Zaporizhia’s operators somehow staved off catastrophe; the Russians, for their part, told the world that their assault had saved the planet from Ukrainian saboteurs. While the Chernobyl plant was a still-smoldering mausoleum, Zaporizhia’s six reactors shut down gradually over the next several months; since September 2022, five have been in “cold shutdown” and one in “hot shutdown,” just enough to power the plant’s critical steam generators.
Gaps in the story
Chernobyl Roulette suffers from the rarest of literary flaws: At 188 pages of text, it is simply too short to methodically lay the necessary narrative foundation. Much of the story revolves around the dense immediate geography in the Chernobyl vicinity, yet the author provides only one inadequate map that displays just a small number of the many locations discussed, omitting, for example, the town of Slavutych, as central to the crisis as Chernobyl itself. (The author similarly did not place on any map the city of Enerhodar, which was critical to the attack on the Zaporizhia plant.)
An understanding of the Chernobyl and Zaporizhia occupations would have been greatly enhanced by a basic description of the underlying nuclear engineering at the two plants. Even a “physics for poets” discussion of their operations would have been greatly appreciated.
At Chernobyl, for example, the action centered on controlling the ongoing potential for nuclear contamination, especially from reactor 4 – which blew up in 1986 and was now encased in its infamous “sarcophagus” – and from the other 3 reactors, which had long since been decommissioned but still required attention to their spent fuel rods.
Moreover, the author devotes only about 10 percent of the book to the Zaporizhia facility, with its six partially shut down reactor vessels, which remain under Russian control and subject to ongoing military operations. The reader is left to wonder if the author did not throw away the Zaporizhia baby but keep the Chernobyl bathwater.
These deficiencies are a shame; 440 nuclear power plants operate around the world, and as recent events in the Middle East have highlighted, some are bound to wind up in war zones, where catastrophe waits in the wings. While Chernobyl Roulette is a readable introduction to the recent events at Chernobyl and Zaporizhia, a more complete understanding of the fraught transition from the “can happen” and “will happen” of nuclear powerplants in war zones awaits a future volume.

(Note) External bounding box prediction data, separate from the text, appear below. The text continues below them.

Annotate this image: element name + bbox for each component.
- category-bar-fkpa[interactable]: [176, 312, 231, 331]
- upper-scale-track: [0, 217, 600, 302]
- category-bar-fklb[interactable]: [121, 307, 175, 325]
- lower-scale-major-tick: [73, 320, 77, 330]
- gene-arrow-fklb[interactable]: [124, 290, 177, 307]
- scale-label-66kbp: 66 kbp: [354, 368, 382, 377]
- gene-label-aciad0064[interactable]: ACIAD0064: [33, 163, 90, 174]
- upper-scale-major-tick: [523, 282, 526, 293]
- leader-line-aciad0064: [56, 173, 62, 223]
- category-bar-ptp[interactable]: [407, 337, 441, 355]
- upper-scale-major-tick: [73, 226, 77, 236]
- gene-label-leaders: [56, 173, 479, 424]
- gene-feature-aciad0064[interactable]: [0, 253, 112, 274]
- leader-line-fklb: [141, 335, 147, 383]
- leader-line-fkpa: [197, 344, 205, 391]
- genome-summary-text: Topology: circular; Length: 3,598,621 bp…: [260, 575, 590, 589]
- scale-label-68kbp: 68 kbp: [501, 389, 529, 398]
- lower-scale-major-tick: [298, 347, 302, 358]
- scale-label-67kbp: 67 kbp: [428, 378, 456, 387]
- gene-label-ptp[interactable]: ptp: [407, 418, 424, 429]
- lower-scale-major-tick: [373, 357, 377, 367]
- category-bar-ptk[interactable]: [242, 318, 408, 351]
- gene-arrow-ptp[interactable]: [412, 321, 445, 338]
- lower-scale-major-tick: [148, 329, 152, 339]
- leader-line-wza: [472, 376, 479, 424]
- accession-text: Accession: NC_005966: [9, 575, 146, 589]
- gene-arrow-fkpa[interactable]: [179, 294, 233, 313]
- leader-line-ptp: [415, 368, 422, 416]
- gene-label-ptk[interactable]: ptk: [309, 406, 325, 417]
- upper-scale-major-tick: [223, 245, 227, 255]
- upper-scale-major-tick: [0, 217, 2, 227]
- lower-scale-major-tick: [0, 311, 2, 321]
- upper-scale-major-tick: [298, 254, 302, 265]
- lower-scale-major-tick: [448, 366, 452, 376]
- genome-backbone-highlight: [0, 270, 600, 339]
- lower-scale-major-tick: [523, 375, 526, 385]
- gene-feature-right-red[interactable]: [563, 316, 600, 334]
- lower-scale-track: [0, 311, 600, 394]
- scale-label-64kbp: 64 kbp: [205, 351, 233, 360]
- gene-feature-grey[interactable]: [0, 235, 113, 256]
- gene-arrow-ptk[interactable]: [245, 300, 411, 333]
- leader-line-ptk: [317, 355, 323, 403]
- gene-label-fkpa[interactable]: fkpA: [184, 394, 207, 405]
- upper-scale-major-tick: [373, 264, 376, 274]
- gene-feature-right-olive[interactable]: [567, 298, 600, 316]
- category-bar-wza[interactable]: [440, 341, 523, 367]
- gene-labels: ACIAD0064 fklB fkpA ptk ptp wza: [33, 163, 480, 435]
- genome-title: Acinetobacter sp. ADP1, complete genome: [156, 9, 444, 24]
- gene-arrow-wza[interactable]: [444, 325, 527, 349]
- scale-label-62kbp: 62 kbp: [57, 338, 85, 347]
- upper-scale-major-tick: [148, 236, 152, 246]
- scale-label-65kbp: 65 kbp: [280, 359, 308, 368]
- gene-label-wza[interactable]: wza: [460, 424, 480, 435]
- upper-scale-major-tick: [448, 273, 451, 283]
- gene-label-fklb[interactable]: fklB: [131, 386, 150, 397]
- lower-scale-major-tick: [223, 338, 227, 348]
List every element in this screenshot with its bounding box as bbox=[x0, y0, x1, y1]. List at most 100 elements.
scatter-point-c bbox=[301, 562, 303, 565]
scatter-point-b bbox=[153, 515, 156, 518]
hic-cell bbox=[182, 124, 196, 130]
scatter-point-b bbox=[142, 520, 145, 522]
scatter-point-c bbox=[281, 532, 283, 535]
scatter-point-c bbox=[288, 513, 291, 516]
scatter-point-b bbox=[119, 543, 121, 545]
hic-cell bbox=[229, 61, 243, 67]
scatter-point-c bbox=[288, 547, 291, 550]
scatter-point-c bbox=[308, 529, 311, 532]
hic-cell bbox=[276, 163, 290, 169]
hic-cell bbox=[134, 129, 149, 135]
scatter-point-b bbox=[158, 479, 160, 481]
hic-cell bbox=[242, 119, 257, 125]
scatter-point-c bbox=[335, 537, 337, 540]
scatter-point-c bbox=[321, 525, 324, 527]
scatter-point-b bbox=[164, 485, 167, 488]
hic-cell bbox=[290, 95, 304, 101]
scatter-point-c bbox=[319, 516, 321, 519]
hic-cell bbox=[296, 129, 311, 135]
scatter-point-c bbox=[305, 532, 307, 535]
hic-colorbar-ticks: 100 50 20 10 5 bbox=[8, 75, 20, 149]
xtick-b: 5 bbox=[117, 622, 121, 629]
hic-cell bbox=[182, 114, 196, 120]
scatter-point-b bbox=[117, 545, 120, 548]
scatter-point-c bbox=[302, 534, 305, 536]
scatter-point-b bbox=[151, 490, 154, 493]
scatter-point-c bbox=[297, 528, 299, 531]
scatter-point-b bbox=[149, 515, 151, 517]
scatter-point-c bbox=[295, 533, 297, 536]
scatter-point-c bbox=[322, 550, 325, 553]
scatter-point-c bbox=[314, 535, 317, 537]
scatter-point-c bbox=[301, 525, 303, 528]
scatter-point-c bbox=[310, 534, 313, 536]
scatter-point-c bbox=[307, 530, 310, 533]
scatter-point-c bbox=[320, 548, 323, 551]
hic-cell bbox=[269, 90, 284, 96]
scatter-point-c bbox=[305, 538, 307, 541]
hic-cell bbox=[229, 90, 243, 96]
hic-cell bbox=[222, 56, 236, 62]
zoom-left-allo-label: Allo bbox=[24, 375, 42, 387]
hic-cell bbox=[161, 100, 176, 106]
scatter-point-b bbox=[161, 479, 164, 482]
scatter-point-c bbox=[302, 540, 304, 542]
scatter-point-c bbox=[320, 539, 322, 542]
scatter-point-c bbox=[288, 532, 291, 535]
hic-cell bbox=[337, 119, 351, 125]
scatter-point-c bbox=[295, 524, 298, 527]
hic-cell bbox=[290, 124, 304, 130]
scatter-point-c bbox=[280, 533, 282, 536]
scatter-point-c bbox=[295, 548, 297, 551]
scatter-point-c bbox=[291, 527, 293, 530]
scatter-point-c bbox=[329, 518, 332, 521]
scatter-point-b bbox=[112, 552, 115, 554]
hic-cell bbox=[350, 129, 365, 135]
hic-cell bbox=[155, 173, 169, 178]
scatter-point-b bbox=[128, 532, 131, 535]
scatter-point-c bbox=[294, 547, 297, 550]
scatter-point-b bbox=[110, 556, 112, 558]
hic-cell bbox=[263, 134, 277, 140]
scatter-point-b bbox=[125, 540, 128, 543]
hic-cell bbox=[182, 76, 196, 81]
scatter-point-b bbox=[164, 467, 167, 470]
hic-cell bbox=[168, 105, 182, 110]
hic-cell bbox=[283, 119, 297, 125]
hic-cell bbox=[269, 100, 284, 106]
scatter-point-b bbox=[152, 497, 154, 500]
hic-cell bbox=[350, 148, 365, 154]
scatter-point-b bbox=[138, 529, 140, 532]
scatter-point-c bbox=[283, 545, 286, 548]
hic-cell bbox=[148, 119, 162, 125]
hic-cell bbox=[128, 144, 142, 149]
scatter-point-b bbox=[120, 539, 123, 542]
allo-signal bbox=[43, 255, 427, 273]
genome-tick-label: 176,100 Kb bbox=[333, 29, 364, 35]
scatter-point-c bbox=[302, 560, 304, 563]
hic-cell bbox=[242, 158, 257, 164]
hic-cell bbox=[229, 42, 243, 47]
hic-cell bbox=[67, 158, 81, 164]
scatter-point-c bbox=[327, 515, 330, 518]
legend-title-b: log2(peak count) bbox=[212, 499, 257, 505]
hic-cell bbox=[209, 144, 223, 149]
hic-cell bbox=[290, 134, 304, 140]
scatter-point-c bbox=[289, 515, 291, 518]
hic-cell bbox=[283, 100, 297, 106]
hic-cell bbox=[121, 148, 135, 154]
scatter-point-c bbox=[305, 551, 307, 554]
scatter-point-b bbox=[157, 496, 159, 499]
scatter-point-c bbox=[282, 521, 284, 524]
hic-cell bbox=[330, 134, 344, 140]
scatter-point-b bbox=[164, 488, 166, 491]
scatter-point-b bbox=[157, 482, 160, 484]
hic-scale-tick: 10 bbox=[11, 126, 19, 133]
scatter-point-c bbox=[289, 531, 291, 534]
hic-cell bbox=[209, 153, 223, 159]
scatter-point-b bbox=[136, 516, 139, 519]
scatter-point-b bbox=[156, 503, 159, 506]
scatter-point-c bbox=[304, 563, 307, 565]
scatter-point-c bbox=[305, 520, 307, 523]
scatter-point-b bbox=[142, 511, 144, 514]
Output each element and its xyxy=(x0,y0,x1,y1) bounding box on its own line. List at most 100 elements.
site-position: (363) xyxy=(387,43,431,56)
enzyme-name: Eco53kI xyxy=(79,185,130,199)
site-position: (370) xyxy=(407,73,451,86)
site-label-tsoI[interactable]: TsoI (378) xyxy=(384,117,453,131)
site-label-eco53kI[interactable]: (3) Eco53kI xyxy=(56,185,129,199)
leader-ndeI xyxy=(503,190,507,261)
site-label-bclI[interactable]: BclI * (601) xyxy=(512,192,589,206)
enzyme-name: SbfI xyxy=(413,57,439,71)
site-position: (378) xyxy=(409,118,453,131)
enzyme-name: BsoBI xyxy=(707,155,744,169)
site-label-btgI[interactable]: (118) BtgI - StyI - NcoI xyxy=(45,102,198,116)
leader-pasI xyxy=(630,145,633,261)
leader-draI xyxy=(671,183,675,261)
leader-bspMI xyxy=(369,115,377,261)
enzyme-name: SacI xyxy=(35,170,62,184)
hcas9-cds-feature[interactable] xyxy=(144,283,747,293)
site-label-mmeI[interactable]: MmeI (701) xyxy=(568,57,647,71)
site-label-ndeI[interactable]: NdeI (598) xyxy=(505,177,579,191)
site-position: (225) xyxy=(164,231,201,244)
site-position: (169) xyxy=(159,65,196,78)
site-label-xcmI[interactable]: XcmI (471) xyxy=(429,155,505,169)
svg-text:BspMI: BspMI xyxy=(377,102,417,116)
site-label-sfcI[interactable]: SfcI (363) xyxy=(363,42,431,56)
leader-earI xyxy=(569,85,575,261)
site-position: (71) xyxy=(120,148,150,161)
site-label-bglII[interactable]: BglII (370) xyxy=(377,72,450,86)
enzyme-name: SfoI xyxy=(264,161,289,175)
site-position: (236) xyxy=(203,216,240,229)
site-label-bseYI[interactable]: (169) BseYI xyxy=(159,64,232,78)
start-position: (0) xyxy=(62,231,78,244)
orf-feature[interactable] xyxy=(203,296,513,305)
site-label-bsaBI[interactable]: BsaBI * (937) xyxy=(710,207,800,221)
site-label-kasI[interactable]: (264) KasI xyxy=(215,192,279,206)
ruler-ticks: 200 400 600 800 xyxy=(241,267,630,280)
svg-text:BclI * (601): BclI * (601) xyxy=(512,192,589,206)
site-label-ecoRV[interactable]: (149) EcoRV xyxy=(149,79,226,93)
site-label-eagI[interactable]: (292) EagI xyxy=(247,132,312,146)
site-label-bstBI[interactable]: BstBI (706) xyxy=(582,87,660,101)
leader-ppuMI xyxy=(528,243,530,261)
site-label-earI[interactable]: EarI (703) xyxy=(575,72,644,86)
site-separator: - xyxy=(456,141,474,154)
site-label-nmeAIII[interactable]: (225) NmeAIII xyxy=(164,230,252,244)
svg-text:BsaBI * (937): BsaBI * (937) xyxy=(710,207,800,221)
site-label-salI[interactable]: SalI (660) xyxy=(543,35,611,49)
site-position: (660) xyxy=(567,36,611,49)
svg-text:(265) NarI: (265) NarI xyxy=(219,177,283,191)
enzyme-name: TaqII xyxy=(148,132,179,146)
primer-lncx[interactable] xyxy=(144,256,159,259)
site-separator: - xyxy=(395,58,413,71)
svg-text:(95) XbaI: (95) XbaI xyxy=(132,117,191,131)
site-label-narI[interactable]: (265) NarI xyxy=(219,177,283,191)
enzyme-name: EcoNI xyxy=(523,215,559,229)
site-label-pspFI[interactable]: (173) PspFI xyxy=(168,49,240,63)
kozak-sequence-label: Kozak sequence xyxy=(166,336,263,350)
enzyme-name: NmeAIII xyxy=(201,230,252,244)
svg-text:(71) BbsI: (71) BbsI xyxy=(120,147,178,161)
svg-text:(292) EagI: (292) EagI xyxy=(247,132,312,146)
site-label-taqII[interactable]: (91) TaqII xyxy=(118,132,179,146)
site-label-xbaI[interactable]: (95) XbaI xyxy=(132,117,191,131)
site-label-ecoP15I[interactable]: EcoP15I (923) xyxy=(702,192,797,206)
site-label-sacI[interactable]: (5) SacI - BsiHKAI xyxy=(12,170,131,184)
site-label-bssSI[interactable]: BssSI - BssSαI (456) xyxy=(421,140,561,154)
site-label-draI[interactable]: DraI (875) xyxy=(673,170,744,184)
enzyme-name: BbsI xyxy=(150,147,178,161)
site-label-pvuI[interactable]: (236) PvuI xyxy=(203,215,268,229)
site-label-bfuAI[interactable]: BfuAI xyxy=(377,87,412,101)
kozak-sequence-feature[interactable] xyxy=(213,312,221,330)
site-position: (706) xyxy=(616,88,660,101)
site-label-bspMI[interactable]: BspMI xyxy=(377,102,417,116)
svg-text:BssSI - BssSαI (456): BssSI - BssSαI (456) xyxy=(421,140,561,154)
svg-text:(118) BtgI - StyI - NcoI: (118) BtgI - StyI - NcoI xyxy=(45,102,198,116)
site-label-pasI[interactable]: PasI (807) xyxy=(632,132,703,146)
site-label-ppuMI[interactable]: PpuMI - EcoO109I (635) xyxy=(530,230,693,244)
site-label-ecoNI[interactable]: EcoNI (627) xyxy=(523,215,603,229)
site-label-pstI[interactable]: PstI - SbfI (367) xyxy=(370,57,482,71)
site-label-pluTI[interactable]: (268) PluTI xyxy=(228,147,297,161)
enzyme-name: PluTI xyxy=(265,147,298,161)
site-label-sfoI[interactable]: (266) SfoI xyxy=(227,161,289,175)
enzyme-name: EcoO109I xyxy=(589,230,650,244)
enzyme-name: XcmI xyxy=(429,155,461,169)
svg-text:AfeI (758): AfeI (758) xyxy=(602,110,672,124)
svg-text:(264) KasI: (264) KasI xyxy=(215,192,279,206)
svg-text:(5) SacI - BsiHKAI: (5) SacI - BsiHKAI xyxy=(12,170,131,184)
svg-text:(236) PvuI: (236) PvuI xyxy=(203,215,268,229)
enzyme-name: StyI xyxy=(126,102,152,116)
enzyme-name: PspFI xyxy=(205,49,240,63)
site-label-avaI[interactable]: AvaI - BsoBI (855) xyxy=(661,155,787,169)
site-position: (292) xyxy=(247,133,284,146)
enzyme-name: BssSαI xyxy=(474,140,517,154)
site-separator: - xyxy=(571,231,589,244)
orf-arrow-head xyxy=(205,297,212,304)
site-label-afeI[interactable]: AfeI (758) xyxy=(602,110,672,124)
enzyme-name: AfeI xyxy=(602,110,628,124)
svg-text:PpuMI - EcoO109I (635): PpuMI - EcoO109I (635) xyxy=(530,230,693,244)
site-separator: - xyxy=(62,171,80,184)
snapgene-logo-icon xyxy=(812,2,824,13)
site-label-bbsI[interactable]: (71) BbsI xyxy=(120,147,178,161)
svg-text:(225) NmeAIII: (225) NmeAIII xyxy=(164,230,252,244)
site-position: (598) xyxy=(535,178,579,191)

William J. Bernstein is a neurologist, the co-founder of Efficient Frontier Advisors, an investment management firm, and a writer with several titles on finance and economic history. He has contributed to the peer-reviewed finance literature and has written for several national publications, including Money Magazine and The Wall Street Journal. He has produced several finance titles, and four volumes of history, The Birth of Plenty, A Splendid Exchange, Masters of the Word, and The Delusions of Crowds about, respectively, the economic growth inflection of the early 19th century, the history of world trade, the effects of access to technology on human relations and politics, and financial and religious mass manias. He was also the 2017 winner of the James R. Vertin Award from the CFA Institute.